Clarett alleges in her complaint that, during the traffic stop, defendant Castillo joked over his police radio that he would inform the Lansing Police Department of Clarett's arrest. (At the time, Clarett was pursuing a separate civil rights action against the Lansing Police.) One of defendants' requests to admit asked Clarett to acknowledge that the allegation in the complaint misconstrued and took out of context Castillo's comment. Defendants provide a partial transcript of Castillo's radio communication which purportedly demonstrates that Clarett's allegation is false. Defendants, in effect, ask the court to weigh disputed evidence and decide an issue of fact. Defendants cite no authority that would permit the court to enter such an order, and the court declines to do so.

Next, Defendants point to their requests to admit regarding whether Clarett illegally displayed a handicap placard on her rearview mirror while driving. Defendants contend that Clarett's responses are contradictory, but the court does not agree. These requests to admit also appear to involve disputed factual issues.

Defendants issued a series of requests which asked Clarett to admit or deny whether she had personal knowledge of a policy or practice supporting her Monell claim against the Village of Lynwood. Clarett's response to each of these requests was that she did not have sufficient information to admit or deny the request. This is a rather odd response, because Clarett presumably knows the extent of her own personal knowledge. Rather than simply deeming these requests admitted, Rule 36 permits the court to give Clarett another opportunity to correct her responses. Fed. R. Civ. P. 36(a)(6). A second chance would seem appropriate in this case. However, given that the court has stayed discovery on Clarett's Monell claim, the court will not require Clarett to respond to these Requests to Admit unless and until the stay is lifted.
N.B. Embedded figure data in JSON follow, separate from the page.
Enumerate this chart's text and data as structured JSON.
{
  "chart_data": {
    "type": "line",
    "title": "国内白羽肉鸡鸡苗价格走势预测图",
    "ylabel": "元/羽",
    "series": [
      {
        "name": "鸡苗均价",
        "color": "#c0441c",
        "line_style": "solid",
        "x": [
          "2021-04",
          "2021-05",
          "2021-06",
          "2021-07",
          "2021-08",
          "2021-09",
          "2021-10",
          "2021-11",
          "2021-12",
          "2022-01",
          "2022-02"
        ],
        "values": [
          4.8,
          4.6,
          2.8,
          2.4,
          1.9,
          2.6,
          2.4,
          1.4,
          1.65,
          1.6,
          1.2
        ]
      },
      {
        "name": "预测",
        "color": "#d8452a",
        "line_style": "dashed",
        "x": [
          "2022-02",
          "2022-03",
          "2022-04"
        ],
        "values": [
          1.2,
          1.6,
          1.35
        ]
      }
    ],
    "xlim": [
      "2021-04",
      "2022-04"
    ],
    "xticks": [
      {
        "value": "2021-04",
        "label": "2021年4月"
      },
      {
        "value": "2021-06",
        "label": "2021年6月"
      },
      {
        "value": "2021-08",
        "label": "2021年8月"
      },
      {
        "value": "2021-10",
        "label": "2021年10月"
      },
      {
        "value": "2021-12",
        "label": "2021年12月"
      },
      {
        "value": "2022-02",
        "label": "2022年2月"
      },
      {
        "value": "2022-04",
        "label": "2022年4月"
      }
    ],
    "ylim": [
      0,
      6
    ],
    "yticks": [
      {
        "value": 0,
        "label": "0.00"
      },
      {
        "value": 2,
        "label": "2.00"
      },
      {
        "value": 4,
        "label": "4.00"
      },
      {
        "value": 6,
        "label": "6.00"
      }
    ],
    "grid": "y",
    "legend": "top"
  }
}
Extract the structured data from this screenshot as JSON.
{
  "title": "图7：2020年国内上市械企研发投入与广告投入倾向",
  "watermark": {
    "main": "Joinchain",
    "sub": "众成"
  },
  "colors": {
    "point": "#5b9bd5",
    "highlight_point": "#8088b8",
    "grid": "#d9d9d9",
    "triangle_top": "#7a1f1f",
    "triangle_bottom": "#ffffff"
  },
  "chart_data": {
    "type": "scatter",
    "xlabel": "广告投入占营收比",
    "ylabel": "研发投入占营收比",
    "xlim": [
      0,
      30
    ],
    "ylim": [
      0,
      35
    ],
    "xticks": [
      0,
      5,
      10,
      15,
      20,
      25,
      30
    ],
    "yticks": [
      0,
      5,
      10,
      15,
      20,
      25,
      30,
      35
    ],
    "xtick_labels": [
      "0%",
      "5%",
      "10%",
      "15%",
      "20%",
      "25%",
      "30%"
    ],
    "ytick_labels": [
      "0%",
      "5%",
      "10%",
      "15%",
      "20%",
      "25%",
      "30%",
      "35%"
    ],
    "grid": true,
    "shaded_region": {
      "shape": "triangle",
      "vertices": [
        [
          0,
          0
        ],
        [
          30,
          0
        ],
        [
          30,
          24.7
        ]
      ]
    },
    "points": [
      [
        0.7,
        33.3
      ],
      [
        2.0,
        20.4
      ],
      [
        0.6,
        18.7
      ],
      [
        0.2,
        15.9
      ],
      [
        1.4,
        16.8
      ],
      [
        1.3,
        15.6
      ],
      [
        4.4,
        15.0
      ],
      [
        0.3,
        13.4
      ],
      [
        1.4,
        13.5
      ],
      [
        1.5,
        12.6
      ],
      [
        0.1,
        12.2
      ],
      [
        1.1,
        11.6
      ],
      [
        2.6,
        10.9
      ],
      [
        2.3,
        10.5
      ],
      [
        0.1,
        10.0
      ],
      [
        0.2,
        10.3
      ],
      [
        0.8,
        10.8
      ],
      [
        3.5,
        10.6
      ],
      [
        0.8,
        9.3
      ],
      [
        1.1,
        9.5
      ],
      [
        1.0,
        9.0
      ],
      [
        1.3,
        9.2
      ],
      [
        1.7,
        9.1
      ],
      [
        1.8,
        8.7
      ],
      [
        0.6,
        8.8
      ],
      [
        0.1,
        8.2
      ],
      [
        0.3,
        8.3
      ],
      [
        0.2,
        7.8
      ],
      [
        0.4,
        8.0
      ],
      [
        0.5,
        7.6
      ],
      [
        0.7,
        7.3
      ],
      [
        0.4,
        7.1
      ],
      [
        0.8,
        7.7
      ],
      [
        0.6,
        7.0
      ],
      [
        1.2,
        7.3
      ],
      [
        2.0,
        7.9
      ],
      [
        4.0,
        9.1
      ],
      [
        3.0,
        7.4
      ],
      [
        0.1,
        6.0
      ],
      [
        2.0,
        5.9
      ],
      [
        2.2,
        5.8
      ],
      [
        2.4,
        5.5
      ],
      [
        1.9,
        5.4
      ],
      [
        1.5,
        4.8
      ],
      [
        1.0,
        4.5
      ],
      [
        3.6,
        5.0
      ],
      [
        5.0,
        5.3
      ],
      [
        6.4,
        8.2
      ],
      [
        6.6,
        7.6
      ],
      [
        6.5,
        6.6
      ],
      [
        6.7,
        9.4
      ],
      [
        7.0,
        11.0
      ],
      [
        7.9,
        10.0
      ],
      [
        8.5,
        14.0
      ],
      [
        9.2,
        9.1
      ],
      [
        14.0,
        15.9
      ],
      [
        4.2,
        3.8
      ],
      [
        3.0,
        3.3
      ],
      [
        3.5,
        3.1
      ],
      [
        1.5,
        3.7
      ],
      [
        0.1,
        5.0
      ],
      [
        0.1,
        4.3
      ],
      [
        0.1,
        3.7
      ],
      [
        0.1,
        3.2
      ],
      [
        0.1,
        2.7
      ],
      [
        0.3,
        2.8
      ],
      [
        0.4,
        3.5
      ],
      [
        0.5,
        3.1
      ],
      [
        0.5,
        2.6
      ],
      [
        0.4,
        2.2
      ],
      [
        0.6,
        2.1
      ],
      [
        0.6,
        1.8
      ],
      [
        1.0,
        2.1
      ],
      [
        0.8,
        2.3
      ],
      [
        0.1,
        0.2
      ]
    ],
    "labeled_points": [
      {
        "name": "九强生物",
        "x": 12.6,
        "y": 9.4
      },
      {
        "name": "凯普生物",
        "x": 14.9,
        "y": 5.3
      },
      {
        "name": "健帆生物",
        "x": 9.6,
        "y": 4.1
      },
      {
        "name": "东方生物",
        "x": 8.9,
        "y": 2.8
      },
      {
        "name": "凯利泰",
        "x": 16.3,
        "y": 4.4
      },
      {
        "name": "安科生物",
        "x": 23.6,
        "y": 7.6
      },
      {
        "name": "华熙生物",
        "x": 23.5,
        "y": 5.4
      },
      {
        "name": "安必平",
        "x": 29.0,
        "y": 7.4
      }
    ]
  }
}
Finally, defendants asked that Clarett make certain admissions regarding audio tapes of the defendants' communications. Clarett responded that she was unable to admit or deny the requests because she was then incarcerated by the Cook County Department of Corrections. The court will permit Clarett another 14 days to respond to these requests. If Clarett needs additional time, she should file a motion seeking an extension.